Przyszłość bydgoskiego portu to temat pojawiający się często przy okazji dyskusji o budowie CPK. – Wszystko zależy od oferty bydgoskiego lotniska. Jeżeli ona zostanie przebita, to będzie oznaczać jego kolejne kłopoty. Kolejne – bo bydgoski port zmaga się z permanentnymi problemami – mówił w marcu 2019 roku, podczas konferencji poświęconej projektowi CPK, lokalny polityk Porozumienia (partii wchodzącej wraz z PiS i Solidarną Polską w koalicję rządzącą) Andrzej Walkowiak. Dodał też, że być może potrzebna będzie inna formuła funkcjonowania PLB.

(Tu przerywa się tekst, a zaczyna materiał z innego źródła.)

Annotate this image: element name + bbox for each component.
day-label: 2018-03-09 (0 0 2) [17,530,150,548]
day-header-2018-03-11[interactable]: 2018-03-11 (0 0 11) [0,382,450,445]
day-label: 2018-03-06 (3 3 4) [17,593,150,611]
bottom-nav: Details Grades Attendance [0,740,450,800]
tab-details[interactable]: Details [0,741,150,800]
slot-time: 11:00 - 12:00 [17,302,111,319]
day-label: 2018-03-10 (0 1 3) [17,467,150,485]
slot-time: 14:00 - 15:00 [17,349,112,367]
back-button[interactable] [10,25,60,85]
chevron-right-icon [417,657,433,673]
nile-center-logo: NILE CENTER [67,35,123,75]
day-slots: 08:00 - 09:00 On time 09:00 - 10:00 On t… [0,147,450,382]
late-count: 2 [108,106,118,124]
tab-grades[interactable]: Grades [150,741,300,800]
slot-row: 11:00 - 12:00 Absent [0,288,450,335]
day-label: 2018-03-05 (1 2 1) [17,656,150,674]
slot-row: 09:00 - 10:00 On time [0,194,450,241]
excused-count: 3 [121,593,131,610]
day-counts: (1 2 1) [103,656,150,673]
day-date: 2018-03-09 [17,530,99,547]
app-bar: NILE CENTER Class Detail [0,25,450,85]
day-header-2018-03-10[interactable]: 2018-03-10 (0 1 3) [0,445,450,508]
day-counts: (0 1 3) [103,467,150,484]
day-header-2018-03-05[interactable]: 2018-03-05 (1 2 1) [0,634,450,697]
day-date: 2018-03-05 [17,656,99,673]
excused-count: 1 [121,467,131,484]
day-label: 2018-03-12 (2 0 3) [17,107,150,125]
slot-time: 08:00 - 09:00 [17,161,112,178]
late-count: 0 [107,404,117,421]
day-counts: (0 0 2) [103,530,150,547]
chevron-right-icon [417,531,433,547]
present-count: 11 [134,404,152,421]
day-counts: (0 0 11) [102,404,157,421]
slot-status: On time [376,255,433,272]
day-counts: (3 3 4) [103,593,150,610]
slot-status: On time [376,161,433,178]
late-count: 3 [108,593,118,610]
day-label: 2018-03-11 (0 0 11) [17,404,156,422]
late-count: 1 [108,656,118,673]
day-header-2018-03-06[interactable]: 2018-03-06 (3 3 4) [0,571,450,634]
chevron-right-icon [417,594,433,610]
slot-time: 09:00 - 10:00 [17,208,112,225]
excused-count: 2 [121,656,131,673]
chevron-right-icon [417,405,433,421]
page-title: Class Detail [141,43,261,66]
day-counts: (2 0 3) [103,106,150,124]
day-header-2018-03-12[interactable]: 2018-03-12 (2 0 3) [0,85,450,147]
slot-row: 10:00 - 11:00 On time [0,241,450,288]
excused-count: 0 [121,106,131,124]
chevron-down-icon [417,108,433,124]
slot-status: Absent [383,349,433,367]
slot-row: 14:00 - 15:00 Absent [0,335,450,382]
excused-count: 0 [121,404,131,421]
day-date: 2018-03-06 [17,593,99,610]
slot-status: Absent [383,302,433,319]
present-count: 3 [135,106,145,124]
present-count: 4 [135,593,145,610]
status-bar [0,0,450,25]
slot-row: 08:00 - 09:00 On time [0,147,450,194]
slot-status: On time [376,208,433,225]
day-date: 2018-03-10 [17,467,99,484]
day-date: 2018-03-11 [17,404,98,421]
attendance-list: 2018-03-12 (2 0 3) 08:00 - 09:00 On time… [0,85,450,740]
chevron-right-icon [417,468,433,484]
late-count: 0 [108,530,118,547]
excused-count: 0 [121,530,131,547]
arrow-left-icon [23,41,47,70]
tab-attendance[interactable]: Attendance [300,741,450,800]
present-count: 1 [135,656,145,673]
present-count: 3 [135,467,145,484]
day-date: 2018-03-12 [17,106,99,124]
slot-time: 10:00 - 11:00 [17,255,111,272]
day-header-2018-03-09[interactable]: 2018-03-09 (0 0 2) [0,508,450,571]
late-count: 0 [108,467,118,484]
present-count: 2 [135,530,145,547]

– Od początku zastanawiałem się, czy mocno rozwinięta sieć lotnisk regionalnych to dobry model. Powinniśmy wiele lat wcześniej inwestować w szybkie koleje i jednego przewoźnika narodowego oraz centralny port lotniczy. Nie mówię tu o całkowitym wykluczeniu mniejszych lotnisk, szczególnie tych skrajnych, ale czy taka sieć lotnisk jest nam potrzebna? – zastanawiał się były radny sejmiku.
W opinii nie tylko cytowanego powyżej Walkowiaka, ale też części innych lokalnych polityków, a także działaczy społecznych i osób zainteresowanych rynkiem lotniczym od kilku lat port imienia Paderewskiego nie rozwija się na miarę swojego potencjału. Teraz jego sytuacja będzie jeszcze trudniejsza – oczywiście z powodu epidemii koronawirusa. Zawieszenie połączeń spowodowało, że bydgoski port przez kilka miesięcy nie obsługiwał rejsów. Życie na lotnisku wróciło 1 lipca – pierwszym samolotem po przerwie była maszyna lecąca z Londynu Stansted, którą przyleciało kilkadziesiąt osób. Po niespełna pół godzinie bardzo podobna liczba pasażerów udała się w rejs powrotny na Wyspy Brytyjskie. W niedzielę, 2 sierpnia z bydgoskiego lotniska odleciał pierwszy samolot linii Ryanair do Edynburga. Rejsy do Szkocji odbywać się będą dwa razy w tygodniu, w niedziele i czwartki. Samolot wystartuje od godzinie 15.10 z Edynburga i wyląduje w Bydgoszczy o 18.30. W drogę powrotną maszyna wystartuje o godzinie 18.55 i wyląduje o godzinie 20.15 w Edynburgu (wszystkie godziny według czasu lokalnego). Rejsy odbywają się w piątki i niedziele.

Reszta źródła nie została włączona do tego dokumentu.